Thank you, Chair.
Thank you to our witnesses for being here today. I think it's important that the value chain round tables have a voice in this study of supply chain management, particularly as we're focusing on the red meat sector at the beginning.
The government feels that value chain round tables are big contributors to the industry, and they work very well with government as well, so you're filling an important role.
I'm glad to hear—I think Travis was saying—that there is growth in the value chain round tables. I think that's a good thing.
When we started this study, before we moved into the red meat sector, we sort of did an overview, and now we're focusing on the red meat sector. The value chain is quite long, of course, and it branches at many different places. What I'd like to know is—and maybe I'll just start on the beef side, because we did go to see a slaughterhouse in Guelph—where does the value chain round table see it can have the most impact in the value chain itself?

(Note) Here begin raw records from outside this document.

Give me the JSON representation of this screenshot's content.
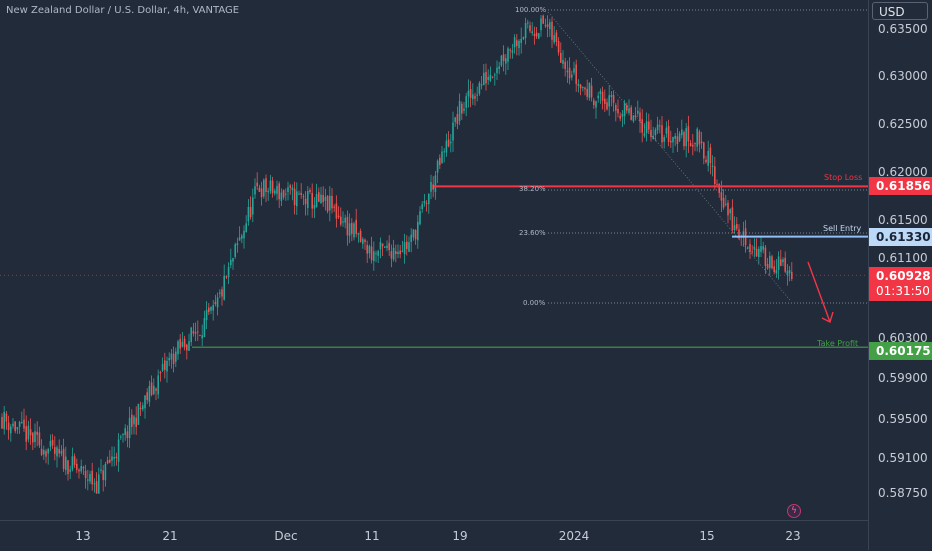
{
  "symbol_title": "New Zealand Dollar / U.S. Dollar, 4h, VANTAGE",
  "currency": "USD",
  "price_ticks": [
    "0.63500",
    "0.63000",
    "0.62500",
    "0.62000",
    "0.61500",
    "0.61100",
    "0.60300",
    "0.59900",
    "0.59500",
    "0.59100",
    "0.58750"
  ],
  "time_ticks": [
    "13",
    "21",
    "Dec",
    "11",
    "19",
    "2024",
    "15",
    "23"
  ],
  "levels": {
    "stop_loss": {
      "label": "Stop Loss",
      "price": "0.61856",
      "color": "#f23645"
    },
    "sell_entry": {
      "label": "Sell Entry",
      "price": "0.61330",
      "color": "#90bff9"
    },
    "take_profit": {
      "label": "Take Profit",
      "price": "0.60175",
      "color": "#43a047"
    },
    "current": {
      "price": "0.60928",
      "countdown": "01:31:50",
      "color": "#f23645"
    }
  },
  "fib_levels": [
    "100.00%",
    "38.20%",
    "23.60%",
    "0.00%"
  ],
  "colors": {
    "up": "#26a69a",
    "down": "#ef5350",
    "background": "#222b3a"
  },
  "chart_data": {
    "type": "candlestick",
    "title": "New Zealand Dollar / U.S. Dollar, 4h, VANTAGE",
    "currency": "USD",
    "y_ticks": [
      0.635,
      0.63,
      0.625,
      0.62,
      0.615,
      0.611,
      0.603,
      0.599,
      0.595,
      0.591,
      0.5875
    ],
    "x_ticks": [
      "13",
      "21",
      "Dec",
      "11",
      "19",
      "2024",
      "15",
      "23"
    ],
    "close_path": [
      [
        "13",
        0.5945
      ],
      [
        "17",
        0.5875
      ],
      [
        "21",
        0.6005
      ],
      [
        "25",
        0.6055
      ],
      [
        "Dec",
        0.6185
      ],
      [
        "5",
        0.6165
      ],
      [
        "11",
        0.6115
      ],
      [
        "15",
        0.6125
      ],
      [
        "19",
        0.6265
      ],
      [
        "26",
        0.6345
      ],
      [
        "29",
        0.6355
      ],
      [
        "2024",
        0.629
      ],
      [
        "10",
        0.624
      ],
      [
        "15",
        0.6235
      ],
      [
        "18",
        0.614
      ],
      [
        "21",
        0.6115
      ],
      [
        "23",
        0.6093
      ]
    ],
    "stop_loss": 0.61856,
    "sell_entry": 0.6133,
    "take_profit": 0.60175,
    "current_price": 0.60928,
    "fibonacci": {
      "levels": [
        "100.00%",
        "38.20%",
        "23.60%",
        "0.00%"
      ]
    }
  }
}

It starts at the farm. It works its way through feedlots. It gets into the slaughterhouse. Of course it can branch there. You can get products being sent straight to retailers, which people see perhaps on grocery store shelves. It can go to butchers. It can go to restaurants. It can go to further food processing. How far along that chain do you actually look, when you're looking at ways that you can bring value to the value chain?
I'll start with the beef side, and then maybe I'll ask the same question of pork, and then of sheep.